May 08, 2005

Letter to the Paper ILV

John Cole decides that normal economics doesn't apply when it's all about the evil drug companies. I'm not particularly happy with using fascist economics to counteract communist economics but it's somewhat better than the "Atlas Shrugged" alternatives of just letting the companies go down the tubes.


To say "without the current drug companies, there would be new drug companies" is nonsense. That's functionally saying that without the current railroad companies, we'd just have new ones. We proved the latter wrong at the creation of Amtrack because there were no private companies left to take over the bankrupt ones. The prior century's idiotic railroad regulation made sure of that.

Drug companies are the creation of bright inventors combined with capitalists who think that, globally, they can achieve at least an average return. Globally, they have to accept a below average return in most markets.

The US is the last major holdout in free market pricing and the one reason keeping the capitalists from withdrawing their capital and redeploying it elsewhere. For the green eyeshade types that invest the bulk of money everywhere, they go to jail if they purposefully deploy capital at lower returns for non-financial reasons. This is called fiduciary duty.
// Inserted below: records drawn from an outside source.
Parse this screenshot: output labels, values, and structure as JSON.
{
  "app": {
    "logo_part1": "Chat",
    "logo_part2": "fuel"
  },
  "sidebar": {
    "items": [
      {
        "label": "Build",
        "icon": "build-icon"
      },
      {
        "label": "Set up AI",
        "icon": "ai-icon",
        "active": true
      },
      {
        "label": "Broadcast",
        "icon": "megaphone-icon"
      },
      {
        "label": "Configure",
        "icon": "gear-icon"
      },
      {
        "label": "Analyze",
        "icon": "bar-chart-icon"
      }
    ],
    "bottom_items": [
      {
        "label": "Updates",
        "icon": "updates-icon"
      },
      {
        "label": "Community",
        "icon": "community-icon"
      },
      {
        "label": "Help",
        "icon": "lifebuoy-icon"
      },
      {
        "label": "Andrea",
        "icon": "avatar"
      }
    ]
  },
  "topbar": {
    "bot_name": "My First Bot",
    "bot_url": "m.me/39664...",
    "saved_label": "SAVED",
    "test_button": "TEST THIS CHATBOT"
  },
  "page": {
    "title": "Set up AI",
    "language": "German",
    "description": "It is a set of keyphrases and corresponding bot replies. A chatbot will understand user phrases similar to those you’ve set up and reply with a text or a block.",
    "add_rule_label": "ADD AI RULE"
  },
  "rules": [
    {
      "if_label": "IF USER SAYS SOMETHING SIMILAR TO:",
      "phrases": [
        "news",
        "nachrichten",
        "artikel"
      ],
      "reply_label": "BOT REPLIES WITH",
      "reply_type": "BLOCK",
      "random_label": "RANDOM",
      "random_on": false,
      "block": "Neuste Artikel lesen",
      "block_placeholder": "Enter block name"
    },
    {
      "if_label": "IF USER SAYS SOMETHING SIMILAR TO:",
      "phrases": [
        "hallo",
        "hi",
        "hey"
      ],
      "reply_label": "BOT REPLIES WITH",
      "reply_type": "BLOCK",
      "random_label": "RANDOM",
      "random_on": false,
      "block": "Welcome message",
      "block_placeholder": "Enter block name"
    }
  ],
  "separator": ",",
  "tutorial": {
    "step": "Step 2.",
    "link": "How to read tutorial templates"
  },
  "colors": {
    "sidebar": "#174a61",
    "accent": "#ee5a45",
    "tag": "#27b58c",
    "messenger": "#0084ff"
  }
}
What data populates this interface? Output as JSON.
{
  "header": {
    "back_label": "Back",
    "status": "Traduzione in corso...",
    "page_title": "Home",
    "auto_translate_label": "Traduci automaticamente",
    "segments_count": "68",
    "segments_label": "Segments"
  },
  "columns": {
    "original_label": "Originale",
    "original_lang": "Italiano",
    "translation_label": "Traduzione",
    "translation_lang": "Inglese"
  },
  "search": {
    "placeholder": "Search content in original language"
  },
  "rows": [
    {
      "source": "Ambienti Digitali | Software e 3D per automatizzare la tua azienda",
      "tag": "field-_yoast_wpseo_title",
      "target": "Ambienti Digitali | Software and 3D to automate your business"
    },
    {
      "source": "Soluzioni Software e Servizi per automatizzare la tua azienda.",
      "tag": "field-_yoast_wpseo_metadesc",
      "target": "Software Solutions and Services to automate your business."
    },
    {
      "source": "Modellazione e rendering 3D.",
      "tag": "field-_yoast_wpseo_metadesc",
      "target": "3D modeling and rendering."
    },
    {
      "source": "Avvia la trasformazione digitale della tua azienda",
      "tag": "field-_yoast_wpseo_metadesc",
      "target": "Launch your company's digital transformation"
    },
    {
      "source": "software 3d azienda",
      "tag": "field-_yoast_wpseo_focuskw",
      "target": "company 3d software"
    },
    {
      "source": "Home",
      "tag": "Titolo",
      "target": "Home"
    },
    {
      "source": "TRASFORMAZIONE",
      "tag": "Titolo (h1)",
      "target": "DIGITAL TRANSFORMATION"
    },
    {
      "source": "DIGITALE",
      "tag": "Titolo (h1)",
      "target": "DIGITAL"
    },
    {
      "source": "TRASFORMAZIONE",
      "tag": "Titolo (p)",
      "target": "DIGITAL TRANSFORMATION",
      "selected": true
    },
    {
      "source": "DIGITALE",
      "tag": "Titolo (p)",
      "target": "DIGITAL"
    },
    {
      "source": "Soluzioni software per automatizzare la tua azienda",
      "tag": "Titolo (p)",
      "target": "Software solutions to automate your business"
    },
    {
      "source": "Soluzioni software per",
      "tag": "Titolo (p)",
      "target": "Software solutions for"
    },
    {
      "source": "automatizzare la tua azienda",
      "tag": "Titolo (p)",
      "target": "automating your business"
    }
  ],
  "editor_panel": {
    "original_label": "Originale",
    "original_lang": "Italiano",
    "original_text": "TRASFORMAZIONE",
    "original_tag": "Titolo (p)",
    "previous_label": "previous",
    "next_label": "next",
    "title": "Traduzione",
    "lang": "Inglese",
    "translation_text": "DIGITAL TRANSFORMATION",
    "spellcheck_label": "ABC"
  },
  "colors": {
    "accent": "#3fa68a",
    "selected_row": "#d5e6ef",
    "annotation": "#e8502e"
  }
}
It's not reasonable to expect somebody to go to jail just because your particular disease hasn't got a cure yet.

If you have globally above average returns, you attract new capital and you get new companies entering into the market. If you have below average returns or government mandated losses, people won't invest and you won't have new company formation.

Generic producers aren't affected by this reasoning. They make their money off of production, not new pills. We won't lose our current crop of cures. What we will lose is the financing to push forward our new ones. That is likely to cut down the introduction of new drugs by about 50% (public research will still be around).

We can only hope that our neverending race against the drug resistance is winnable with the remaining 50%. If it's not, you can add advocating mass casualties in a pandemic to the current sin of bad economics.